Muir goes on to say that many of the problems in modern Britain derive from the fact that “…many young Muslims feel deeply disillusioned with aspects of British politics and society…” and that what is lacking is a common shared British identity. He has a point. But could this be because these latter-day immigrants have not come to their new home in the United Kingdom the way Hispanics, Jews, Africans, Irish, Italians, Latinos, Asians, Europeans, Middle Easterners and more came to their new home in the United States, bringing the best of those cultures to America to create the great melting pot, happy to embrace their new shared culture together? To listen to groups like IPPR at other times, anything British is to be despised – no wonder “young Muslims feel deeply disillusioned” – they’re being taught that they live in a hellhole, and the whole situation is beginning to prove them right.
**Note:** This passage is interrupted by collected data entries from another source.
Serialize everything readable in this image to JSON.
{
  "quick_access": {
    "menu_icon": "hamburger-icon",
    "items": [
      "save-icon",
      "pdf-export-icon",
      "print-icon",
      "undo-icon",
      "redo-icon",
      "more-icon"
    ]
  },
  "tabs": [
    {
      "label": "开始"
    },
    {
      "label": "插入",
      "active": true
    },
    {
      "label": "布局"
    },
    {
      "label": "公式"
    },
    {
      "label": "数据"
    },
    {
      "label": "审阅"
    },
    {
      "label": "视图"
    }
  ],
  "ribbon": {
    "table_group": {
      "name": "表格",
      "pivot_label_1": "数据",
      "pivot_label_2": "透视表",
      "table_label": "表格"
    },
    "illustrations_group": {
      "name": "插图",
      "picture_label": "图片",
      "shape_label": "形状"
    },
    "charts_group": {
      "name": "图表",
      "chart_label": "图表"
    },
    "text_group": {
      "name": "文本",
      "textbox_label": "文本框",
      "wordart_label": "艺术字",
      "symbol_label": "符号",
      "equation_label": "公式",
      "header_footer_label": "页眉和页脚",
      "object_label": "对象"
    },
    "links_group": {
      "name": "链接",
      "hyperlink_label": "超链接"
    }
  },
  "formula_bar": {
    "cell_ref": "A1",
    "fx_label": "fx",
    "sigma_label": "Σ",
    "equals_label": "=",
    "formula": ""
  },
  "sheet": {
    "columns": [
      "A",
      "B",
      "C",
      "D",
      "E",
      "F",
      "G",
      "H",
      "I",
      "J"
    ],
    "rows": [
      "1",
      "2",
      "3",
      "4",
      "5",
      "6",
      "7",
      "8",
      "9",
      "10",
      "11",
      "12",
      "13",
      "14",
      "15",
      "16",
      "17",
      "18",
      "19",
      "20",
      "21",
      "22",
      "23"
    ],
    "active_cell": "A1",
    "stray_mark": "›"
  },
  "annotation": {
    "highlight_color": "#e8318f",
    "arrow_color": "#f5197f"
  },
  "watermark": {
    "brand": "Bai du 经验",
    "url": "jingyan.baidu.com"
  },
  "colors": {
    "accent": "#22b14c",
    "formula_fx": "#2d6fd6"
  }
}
The thrust of the IPPR report, much as Muir attempts to downplay it, is that the cultures other than British need to rise to prominence alongside it. But community cohesion in the United States at Christmas time involves Americans from all ethnic backgrounds speaking many languages and celebrating festivities in their own ways: it’s all American, because these immigrants have come to live in America. People of many ethnicities are proud to be American. Where is that kind of spirit in Britain? And why are UK immigrants so aggressive toward the country that has been responsible for giving them a new, better home?

If you ask me, the self-loathing Left need to change their minds about the inherent value of Britishness before they can write reports recommending ways to make British society more cohesive.